Assise sur le sol de ma chambre, les larmes coulant sans interruption sur mes joues, je fixai la photo que maman et moi avions prise quelques jours plus tôt lors de ma cérémonie de remise des diplômes.

Elle était tellement heureuse que j’allais enfin entrer à l’université, comme je l’avais toujours rêvé. Sa petite princesse grandissait enfin.

Elle avait tellement pleuré ce jour-là que j’avais cru qu’il lui était arrivé quelque chose, mais elle m’avait assuré que tout allait bien.
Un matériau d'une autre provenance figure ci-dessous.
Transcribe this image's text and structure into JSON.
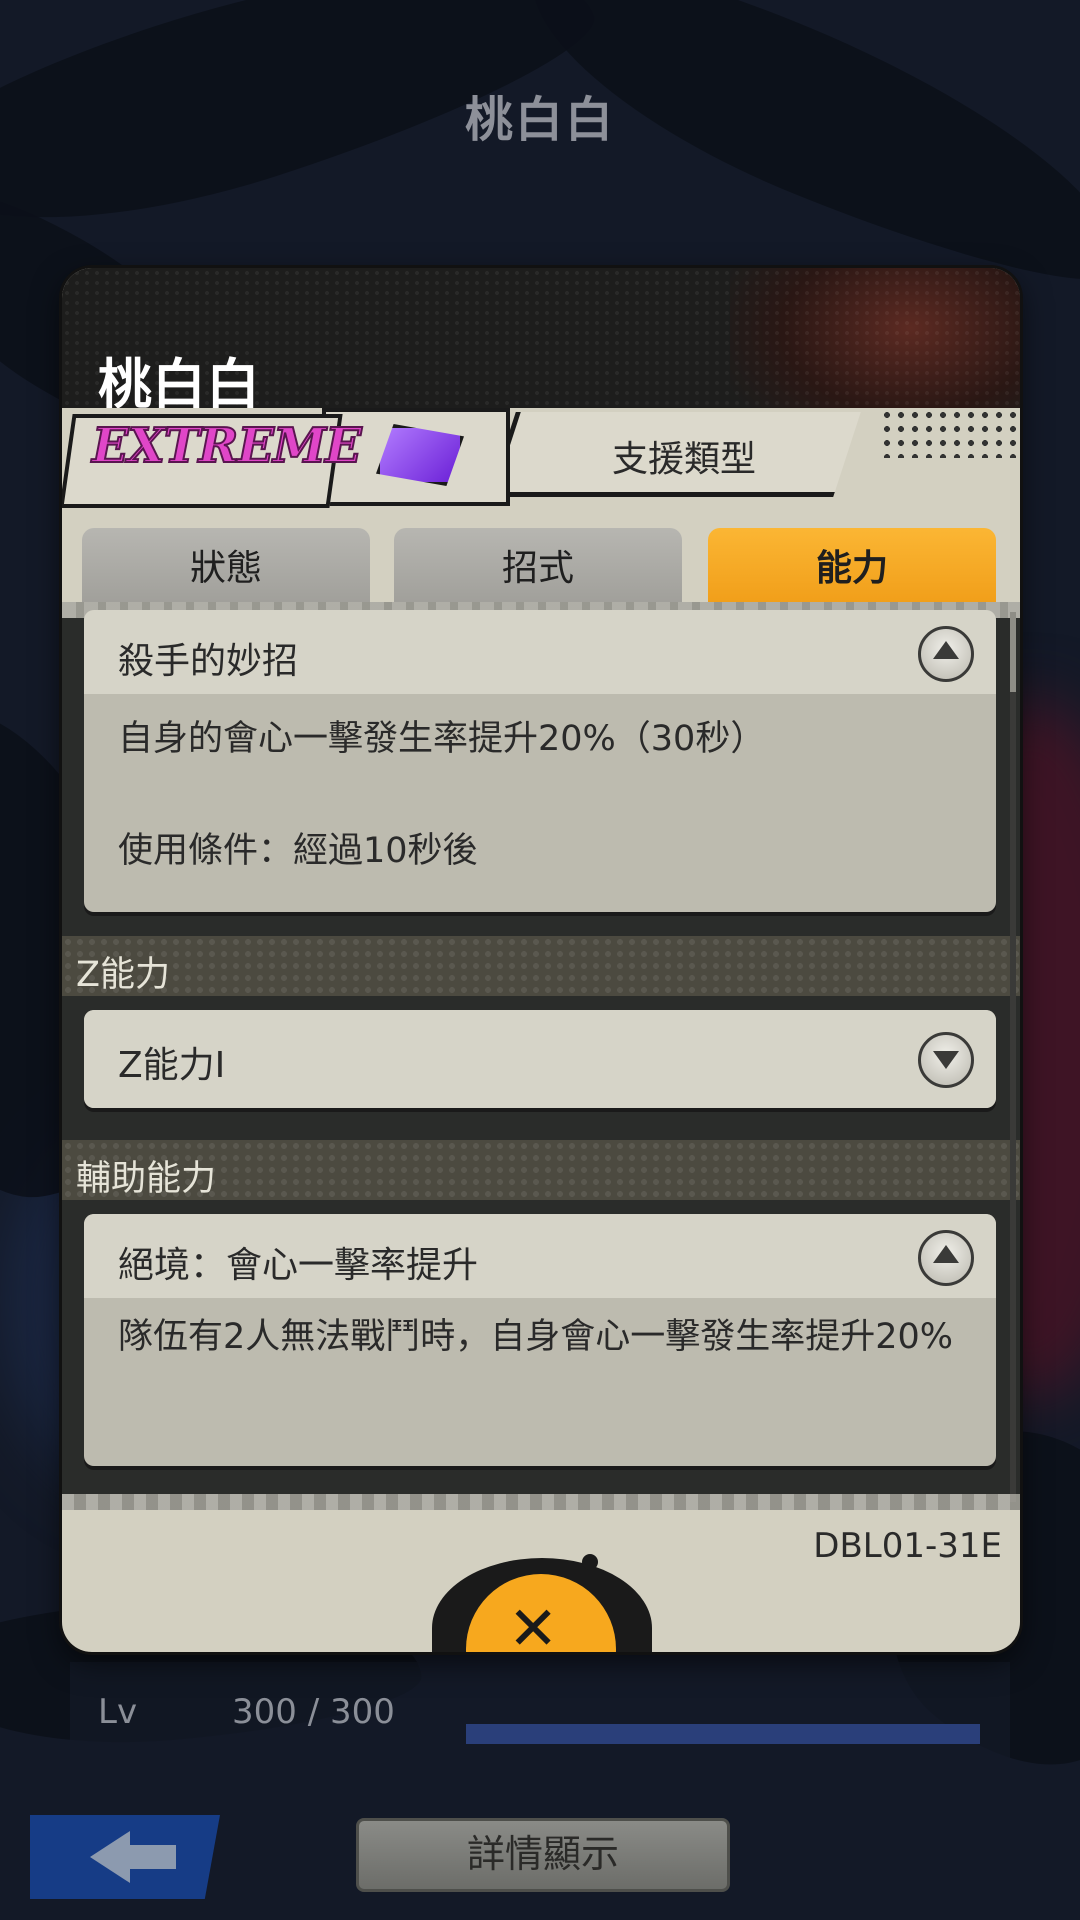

Elle était simplement heureuse de voir nos efforts porter leurs fruits et de constater que l’absence de mon père ne m’avait pas transformée en une enfant amère et malheureuse.

Elle avait toujours été là pour moi, travaillant deux emplois afin de s’assurer que je ne manque de rien et que j’aie la meilleure vie possible.

Elle ne devait pas découvrir l’existence de ce bébé. Cela la détruirait, et je ne pouvais pas lui faire ça.

C’est avec cette pensée en tête et le cœur lourd que je pris une décision radicale.

J’attrapai une boîte et un petit sac, puis j’y fourrai tout ce que je pouvais emporter.

Je ne laisserai pas ma mère subir à nouveau le même sort qu’il y a seize ans, lorsque mon père l’a abandonnée. Et avec l’université qui commence dans deux mois, je ne pourrai pas cacher cette grossesse très longtemps. Il valait donc mieux partir.

Après un dernier regard autour de ma chambre, je lui fis silencieusement mes adieux.

C’était mon refuge, mon petit coin de sécurité.

Maman m’avait toujours dit que je pouvais modifier tout ce que je voulais si un jour cela ne me plaisait plus. Elle voulait simplement que je me sente bien chez moi — et c’était le cas.

Mais je ne pouvais plus me permettre de profiter de ce confort.

J’avais désormais un bébé dont je devais m’occuper.

J’entrai dans la chambre de ma mère et inspirai profondément son parfum encore présent dans la pièce, m’imprégnant une dernière fois de cette sensation réconfortante.

Je déposai une lettre sur son lit parfaitement fait et tentai de rassembler tout mon courage.

J’allais affronter le monde entièrement seule.

« Je suis désolée, maman, mais c’est ce qu’il y a de mieux à faire. Je t’aime aujourd’hui, demain et pour toujours. Prends soin de toi pour moi. Je reviendrai un jour, lorsque je serai certaine de pouvoir t’affronter. Tu seras toujours dans mon cœur, et j’espère qu’un jour tu me pardonneras. »

J’enfilai un sweat à capuche pour dissimuler mon visage, puis sortis de la maison sans savoir où j’allais.

Arrivée à la gare, je montai dans un train qui se dirigeait vers le sud, vers un avenir incertain.